MHCquant: Identify and quantify peptides from mass spectrometry raw data

MHCquant is an nf-core best-practice bioinformatics analysis pipeline used for quantitative processing of data dependent (DDA) peptidomics data.

It was specifically designed to analyze immunopeptidomics data, which deals with the analysis of affinity-purified, unspecifically cleaved peptides presented on major histocompatibility complex (MHC) molecules.

This analysis has central implications for clinical research and T cell-centric immunotherapies in the context of cancer vaccines and personalized medicine.

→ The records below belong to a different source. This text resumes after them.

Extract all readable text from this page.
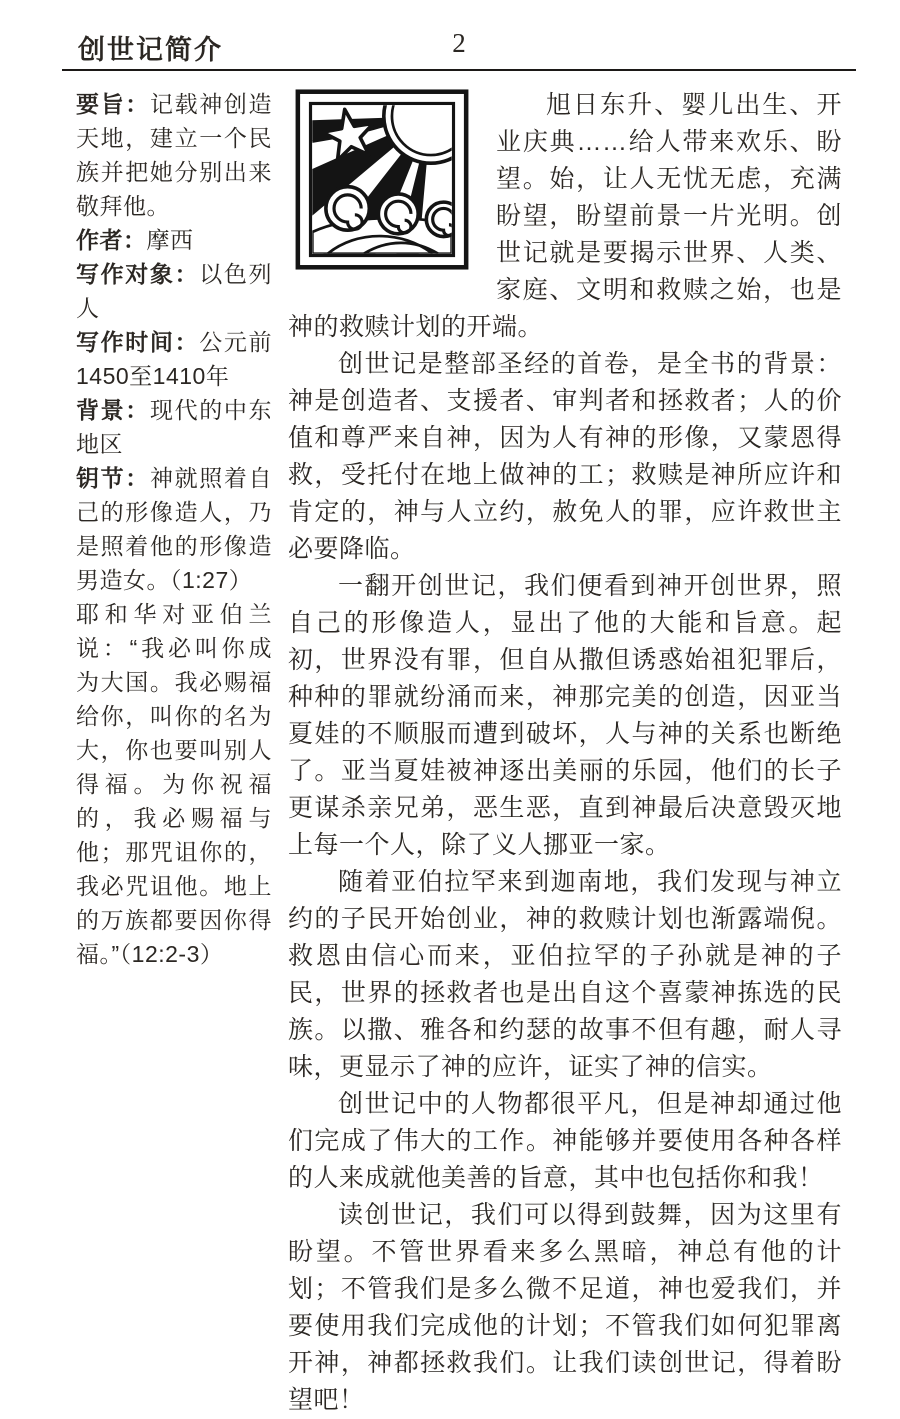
2
创世记简介

要旨：记载神创造天地，建立一个民族并把她分别出来敬拜他。

作者：摩西

写作对象：以色列人

写作时间：公元前1450至1410年

背景：现代的中东地区

钥节：神就照着自己的形像造人，乃是照着他的形像造男造女。（1:27）

耶和华对亚伯兰说：“我必叫你成为大国。我必赐福给你，叫你的名为大，你也要叫别人得福。为你祝福的，我必赐福与他；那咒诅你的，我必咒诅他。地上的万族都要因你得福。”（12:2-3）

旭日东升、婴儿出生、开业庆典……给人带来欢乐、盼望。始，让人无忧无虑，充满盼望，盼望前景一片光明。创世记就是要揭示世界、人类、家庭、文明和救赎之始，也是神的救赎计划的开端。

创世记是整部圣经的首卷，是全书的背景：神是创造者、支援者、审判者和拯救者；人的价值和尊严来自神，因为人有神的形像，又蒙恩得救，受托付在地上做神的工；救赎是神所应许和肯定的，神与人立约，赦免人的罪，应许救世主必要降临。

一翻开创世记，我们便看到神开创世界，照自己的形像造人，显出了他的大能和旨意。起初，世界没有罪，但自从撒但诱惑始祖犯罪后，种种的罪就纷涌而来，神那完美的创造，因亚当夏娃的不顺服而遭到破坏，人与神的关系也断绝了。亚当夏娃被神逐出美丽的乐园，他们的长子更谋杀亲兄弟，恶生恶，直到神最后决意毁灭地上每一个人，除了义人挪亚一家。

随着亚伯拉罕来到迦南地，我们发现与神立约的子民开始创业，神的救赎计划也渐露端倪。救恩由信心而来，亚伯拉罕的子孙就是神的子民，世界的拯救者也是出自这个喜蒙神拣选的民族。以撒、雅各和约瑟的故事不但有趣，耐人寻味，更显示了神的应许，证实了神的信实。

创世记中的人物都很平凡，但是神却通过他们完成了伟大的工作。神能够并要使用各种各样的人来成就他美善的旨意，其中也包括你和我！

读创世记，我们可以得到鼓舞，因为这里有盼望。不管世界看来多么黑暗，神总有他的计划；不管我们是多么微不足道，神也爱我们，并要使用我们完成他的计划；不管我们如何犯罪离开神，神都拯救我们。让我们读创世记，得着盼望吧！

The workflow is based on the OpenMS C++ framework for computational mass spectrometry. Spectrum files (mzML/Thermo raw/Bruker tdf) serve as inputs and a database search (Comet) is performed based on a given input protein database. Peptide properties are predicted by MS²Rescore, which combines retention time prediction (DeepLC), fragment ion intensity prediction (MS²PIP), and ion mobility prediction (Ionmob) to dramatically boost immunopeptide identification rates. FDR rescoring is then applied using Percolator or Mokapot based on a competitive target-decoy approach (reversed decoys). The pipeline supports both local FDR control (per sample-condition group) and global FDR control (across all samples), providing flexibility for different experimental designs.

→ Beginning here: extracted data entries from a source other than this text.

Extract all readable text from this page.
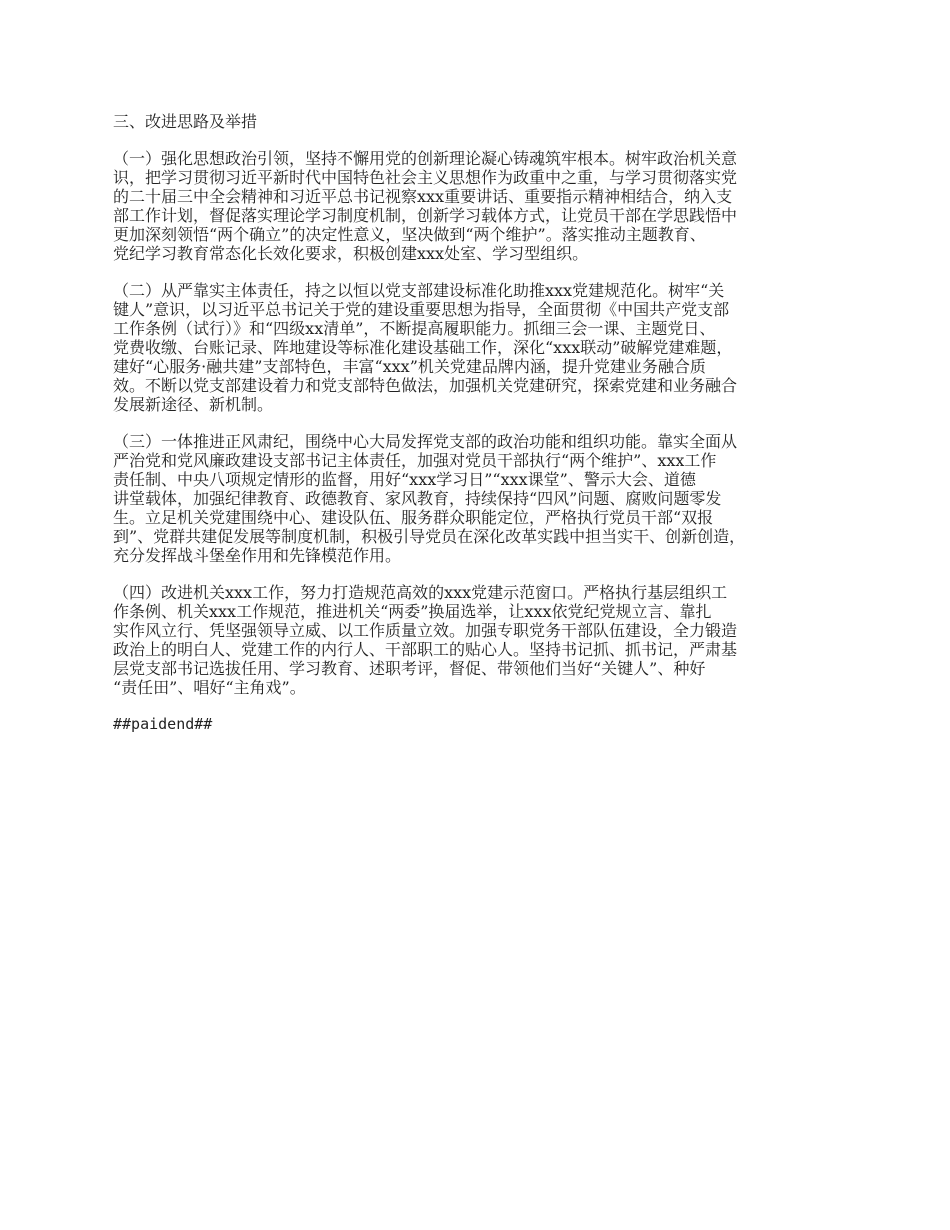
三、改进思路及举措
（一）强化思想政治引领，坚持不懈用党的创新理论凝心铸魂筑牢根本。树牢政治机关意
识，把学习贯彻习近平新时代中国特色社会主义思想作为政重中之重，与学习贯彻落实党
的二十届三中全会精神和习近平总书记视察xxx重要讲话、重要指示精神相结合，纳入支
部工作计划，督促落实理论学习制度机制，创新学习载体方式，让党员干部在学思践悟中
更加深刻领悟“两个确立”的决定性意义，坚决做到“两个维护”。落实推动主题教育、
党纪学习教育常态化长效化要求，积极创建xxx处室、学习型组织。
（二）从严靠实主体责任，持之以恒以党支部建设标准化助推xxx党建规范化。树牢“关
键人”意识，以习近平总书记关于党的建设重要思想为指导，全面贯彻《中国共产党支部
工作条例（试行）》和“四级xx清单”，不断提高履职能力。抓细三会一课、主题党日、
党费收缴、台账记录、阵地建设等标准化建设基础工作，深化“xxx联动”破解党建难题，
建好“心服务·融共建”支部特色，丰富“xxx”机关党建品牌内涵，提升党建业务融合质
效。不断以党支部建设着力和党支部特色做法，加强机关党建研究，探索党建和业务融合
发展新途径、新机制。
（三）一体推进正风肃纪，围绕中心大局发挥党支部的政治功能和组织功能。靠实全面从
严治党和党风廉政建设支部书记主体责任，加强对党员干部执行“两个维护”、xxx工作
责任制、中央八项规定情形的监督，用好“xxx学习日”“xxx课堂”、警示大会、道德
讲堂载体，加强纪律教育、政德教育、家风教育，持续保持“四风”问题、腐败问题零发
生。立足机关党建围绕中心、建设队伍、服务群众职能定位，严格执行党员干部“双报
到”、党群共建促发展等制度机制，积极引导党员在深化改革实践中担当实干、创新创造，
充分发挥战斗堡垒作用和先锋模范作用。
（四）改进机关xxx工作，努力打造规范高效的xxx党建示范窗口。严格执行基层组织工
作条例、机关xxx工作规范，推进机关“两委”换届选举，让xxx依党纪党规立言、靠扎
实作风立行、凭坚强领导立威、以工作质量立效。加强专职党务干部队伍建设，全力锻造
政治上的明白人、党建工作的内行人、干部职工的贴心人。坚持书记抓、抓书记，严肃基
层党支部书记选拔任用、学习教育、述职考评，督促、带领他们当好“关键人”、种好
“责任田”、唱好“主角戏”。
##paidend##
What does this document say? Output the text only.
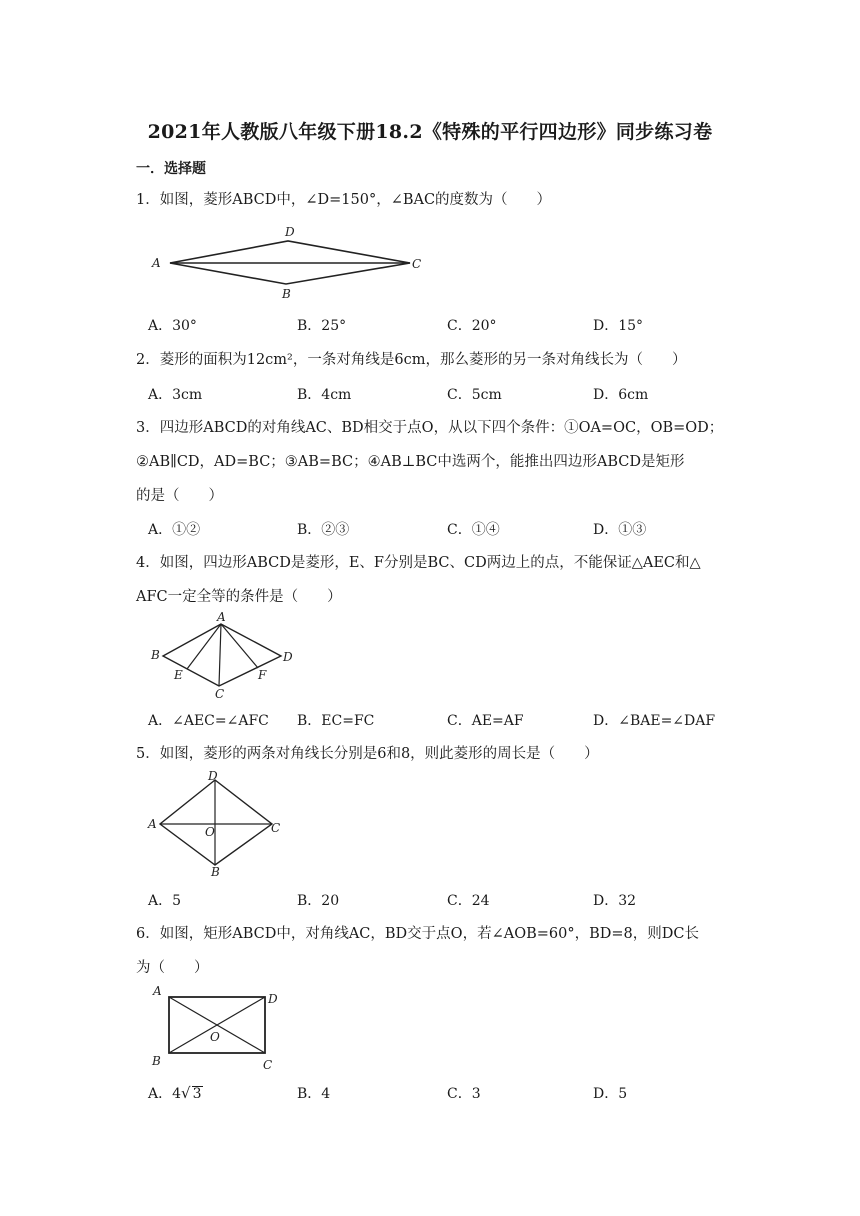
2021年人教版八年级下册18.2《特殊的平行四边形》同步练习卷
一．选择题
1．如图，菱形ABCD中，∠D=150°，∠BAC的度数为（　　）
A
B
C
D
A．30°	B．25°	C．20°	D．15°
2．菱形的面积为12cm²，一条对角线是6cm，那么菱形的另一条对角线长为（　　）
A．3cm	B．4cm	C．5cm	D．6cm
3．四边形ABCD的对角线AC、BD相交于点O，从以下四个条件：①OA=OC，OB=OD；
②AB∥CD，AD=BC；③AB=BC；④AB⊥BC中选两个，能推出四边形ABCD是矩形
的是（　　）
A．①②	B．②③	C．①④	D．①③
4．如图，四边形ABCD是菱形，E、F分别是BC、CD两边上的点，不能保证△AEC和△
AFC一定全等的条件是（　　）
A
B
C
D
E	F
A．∠AEC=∠AFC B．EC=FC	C．AE=AF	D．∠BAE=∠DAF
5．如图，菱形的两条对角线长分别是6和8，则此菱形的周长是（　　）
A
B
C
D
O
A．5	B．20	C．24	D．32
6．如图，矩形ABCD中，对角线AC，BD交于点O，若∠AOB=60°，BD=8，则DC长
为（　　）
A
B	C
D
O
A．4√ 3	B．4	C．3	D．5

Moreover, binding predictions on specified alleles using various binding prediction tools can be directly run on all matched PSMs to directly annotate MHC binders and non-binders and calculate a refined FDR on a subset of PSMs leading to higher identification rates. For label-free quantification, all input files undergo identification-based retention time alignment and targeted feature extraction. The pipeline can also generate spectrum libraries suitable for DIA-based searches as well as computing consensus epitopes using epicore.

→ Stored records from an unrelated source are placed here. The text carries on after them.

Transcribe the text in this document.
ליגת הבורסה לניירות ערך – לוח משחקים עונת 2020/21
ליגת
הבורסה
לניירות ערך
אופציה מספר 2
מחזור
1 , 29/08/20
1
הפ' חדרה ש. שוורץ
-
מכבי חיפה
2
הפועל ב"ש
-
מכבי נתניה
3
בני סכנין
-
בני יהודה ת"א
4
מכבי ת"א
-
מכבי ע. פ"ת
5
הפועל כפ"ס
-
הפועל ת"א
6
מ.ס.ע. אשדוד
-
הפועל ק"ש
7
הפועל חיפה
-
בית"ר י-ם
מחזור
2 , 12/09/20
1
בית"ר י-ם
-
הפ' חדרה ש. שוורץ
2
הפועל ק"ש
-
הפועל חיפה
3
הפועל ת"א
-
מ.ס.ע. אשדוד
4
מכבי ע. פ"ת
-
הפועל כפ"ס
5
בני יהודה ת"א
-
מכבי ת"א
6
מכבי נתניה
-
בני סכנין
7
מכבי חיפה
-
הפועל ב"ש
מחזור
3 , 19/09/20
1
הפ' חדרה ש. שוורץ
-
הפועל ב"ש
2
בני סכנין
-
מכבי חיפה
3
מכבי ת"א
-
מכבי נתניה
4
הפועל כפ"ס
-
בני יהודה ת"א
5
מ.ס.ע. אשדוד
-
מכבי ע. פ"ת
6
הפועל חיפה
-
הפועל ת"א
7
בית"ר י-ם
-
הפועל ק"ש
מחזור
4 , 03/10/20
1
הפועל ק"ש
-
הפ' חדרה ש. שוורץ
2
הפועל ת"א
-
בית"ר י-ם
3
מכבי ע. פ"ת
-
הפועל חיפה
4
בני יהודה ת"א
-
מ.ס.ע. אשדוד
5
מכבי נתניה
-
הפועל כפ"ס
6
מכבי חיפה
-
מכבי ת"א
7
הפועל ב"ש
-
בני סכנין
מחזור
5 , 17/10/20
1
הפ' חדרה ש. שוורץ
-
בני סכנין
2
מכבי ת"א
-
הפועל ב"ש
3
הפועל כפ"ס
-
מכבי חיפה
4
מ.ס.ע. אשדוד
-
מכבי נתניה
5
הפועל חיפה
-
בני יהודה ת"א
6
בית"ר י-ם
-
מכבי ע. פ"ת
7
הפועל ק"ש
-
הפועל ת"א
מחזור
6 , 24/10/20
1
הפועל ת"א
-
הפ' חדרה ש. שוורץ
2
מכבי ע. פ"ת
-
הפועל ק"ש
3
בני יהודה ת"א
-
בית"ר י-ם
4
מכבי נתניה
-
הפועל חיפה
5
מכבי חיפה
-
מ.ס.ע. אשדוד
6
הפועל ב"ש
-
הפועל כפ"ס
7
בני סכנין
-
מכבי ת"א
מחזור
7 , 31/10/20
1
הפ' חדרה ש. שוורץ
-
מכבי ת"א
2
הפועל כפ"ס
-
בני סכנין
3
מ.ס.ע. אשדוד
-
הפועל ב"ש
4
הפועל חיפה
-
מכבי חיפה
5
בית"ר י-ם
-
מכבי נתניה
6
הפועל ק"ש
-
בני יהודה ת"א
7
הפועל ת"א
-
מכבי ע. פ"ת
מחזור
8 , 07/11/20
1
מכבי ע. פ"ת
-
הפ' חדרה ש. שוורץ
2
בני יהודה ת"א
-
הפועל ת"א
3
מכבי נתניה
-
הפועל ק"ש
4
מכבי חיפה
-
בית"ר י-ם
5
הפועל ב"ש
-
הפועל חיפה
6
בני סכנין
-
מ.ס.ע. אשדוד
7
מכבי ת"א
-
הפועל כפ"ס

In addition, mutation-informed fastas can be specified to search for patient-specific neo-epitopes.

The pipeline is built using Nextflow, a workflow tool to run tasks across multiple compute infrastructures in a very portable manner. It comes with docker / singularity containers making installation trivial and results highly reproducible.

The Nextflow Workflow is available at:

https://github.com/nf-core/mhcquant

Citation

If you use MHCquant, please cite:

Scheid et al. (2025). MHCquant2 refines immunopeptidomics tumor antigen discovery. Genome Biology.